In 20 minutes of uninterrupted monologue, the witness set to work on the inquiry like a boxer at the punching bag. 

What was meant to be an independent judicial process, he charged, had become “politicised” and at times an outright “failure”.  He came out swinging.

Trembling hands 

The inquiry was not following its own terms of reference, nor had it asked many of the pertinent questions. Instead, fishing expeditions and “curiosity campaigns” had been permitted to go ahead, he said.    

The State, which the inquiry was meant to evaluate, was not merely his Labour administration of 2013 and 2017, but also previous governments, the opposition, and even the independent press, he argued.    

Though his hands trembled as he leafed through the pages of his speech, his voice boomed like the Muscat of old.    

His confident demeanour left many in the hall stunned. Caruana Galizia’s son Paul shook his head in disbelief. 

A small group of protesters gathered to jeer Muscat as he arrived at the inquiry. Photo: Mark Zammit CordinaA small group of protesters gathered to jeer Muscat as he arrived at the inquiry. Photo: Mark Zammit Cordina

It could be said that Friday’s inquiry sitting did not only take place in the court room.  

As Muscat’s opening speech dragged on, a member of his former staff uploaded regular snippets to Facebook, including a full copy of his statement in both Maltese and English - the former Labour leader always had a keen understanding of the power of social media.    

Meanwhile, Caruana Galizia’s sister Corinne Vella, herself a vocal campaigner for justice for Daphne, uploaded a live account of events through dozens of tweets, often rubbishing Muscat’s assertions.    

Muscat’s replies to questions by judge Michael Mallia often went on for several minutes and at times even the witness himself forgot what the original question had been.

After five hours of testimony, he scurried down the street and back out of the limelight.

He weaved regrets into hyperbole, quipped jokes one minute and appeared on the edge of tears the next.  Muscat was, in his words, a victim, both of Caruana Galizia’s “lies” but also as a result of her murder. The bomb blast that ended her life, also ended his political career.   

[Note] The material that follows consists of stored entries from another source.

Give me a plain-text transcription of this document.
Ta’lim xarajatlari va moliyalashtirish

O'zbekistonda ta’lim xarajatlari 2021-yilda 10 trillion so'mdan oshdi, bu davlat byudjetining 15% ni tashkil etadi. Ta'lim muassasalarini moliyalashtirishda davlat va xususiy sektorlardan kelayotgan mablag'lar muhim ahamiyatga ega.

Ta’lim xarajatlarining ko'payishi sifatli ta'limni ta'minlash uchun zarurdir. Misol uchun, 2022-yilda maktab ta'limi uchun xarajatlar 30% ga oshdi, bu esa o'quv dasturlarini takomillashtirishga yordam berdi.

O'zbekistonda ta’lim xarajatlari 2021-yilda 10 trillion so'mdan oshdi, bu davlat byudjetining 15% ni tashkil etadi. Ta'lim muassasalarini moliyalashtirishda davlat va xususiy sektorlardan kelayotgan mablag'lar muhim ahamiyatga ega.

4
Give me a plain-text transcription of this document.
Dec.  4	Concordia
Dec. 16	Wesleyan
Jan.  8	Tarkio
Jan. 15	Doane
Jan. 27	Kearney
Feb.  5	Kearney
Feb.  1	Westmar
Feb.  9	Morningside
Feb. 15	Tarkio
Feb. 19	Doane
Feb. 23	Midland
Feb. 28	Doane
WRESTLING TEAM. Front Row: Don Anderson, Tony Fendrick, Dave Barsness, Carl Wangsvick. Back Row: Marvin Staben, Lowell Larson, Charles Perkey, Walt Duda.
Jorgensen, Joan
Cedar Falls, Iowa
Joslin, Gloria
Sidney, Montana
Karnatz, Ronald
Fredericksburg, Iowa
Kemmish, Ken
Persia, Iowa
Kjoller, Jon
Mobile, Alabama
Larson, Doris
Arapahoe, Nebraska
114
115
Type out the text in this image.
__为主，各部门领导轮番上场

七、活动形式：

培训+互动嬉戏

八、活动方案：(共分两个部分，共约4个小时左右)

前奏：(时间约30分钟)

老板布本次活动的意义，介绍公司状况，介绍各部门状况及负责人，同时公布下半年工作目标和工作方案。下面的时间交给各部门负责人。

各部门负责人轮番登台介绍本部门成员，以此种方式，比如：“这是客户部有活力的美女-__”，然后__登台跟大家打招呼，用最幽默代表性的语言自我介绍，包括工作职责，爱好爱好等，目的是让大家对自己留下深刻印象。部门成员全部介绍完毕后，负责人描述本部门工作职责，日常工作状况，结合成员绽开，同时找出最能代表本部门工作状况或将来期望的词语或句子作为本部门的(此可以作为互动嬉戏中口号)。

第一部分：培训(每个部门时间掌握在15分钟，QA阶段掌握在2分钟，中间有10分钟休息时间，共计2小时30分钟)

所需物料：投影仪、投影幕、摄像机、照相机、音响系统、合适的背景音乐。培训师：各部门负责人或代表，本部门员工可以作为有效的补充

Questions were not only put to Muscat by the panel of judges but also by the lawyers representing the Caruana Galizia family. Muscat however brought his own legal team. Labour Party lawyer Paul Lia hounded parte civille lawyer Therese Comidini Cachia, who is also an Opposition MP.  

Nearly every question she put to the witness was met with a “what is the relevance of this?” or “this is a political question” from Lia.  

Then came Jason Azzopardi, who also represents the Caruana Galizia family. While the PN MP and firebrand landed a few punches on the former prime minister, his glove was often plucked out of the air by the inquiry board mid-flight.    

Perhaps the most interesting part of Muscat’s testimony was said behind closed doors. He responded to questions about briefings on the murder investigation and his behaviour in the lead up to the arrest of alleged murder conspirator Yorgen Fenech in an empty court room.  

Joseph Muscat leaves the inquiry. Video: Mark Zammit Cordina

But, just before the press, public, and even the Caruana Galizia family were ordered to leave, Muscat once again seized the microphone.  

“I would just like to make another short statement before we end,” he said. 

Muscat told the room how he had hired an intelligence firm to draft a report which he said disproved claims he was being investigated in the US. And also shot down rumours he planned to flee the country or relocate to Dubai.   

“My family and I are happy here in Malta,” his statement ended.   

Five hours had passed, and Muscat’s testimony was over. 

But the inquiry is not. Muscat’s right-hand man, Keith Schembri, is yet to be brought to answer questions, as have others. The judges have yet to say whether they believe the state bears responsibility for Caruana Galizia’s murder. 

“I have said all I had to say,” Muscat told reporters as he scurried down the street and back out of the limelight.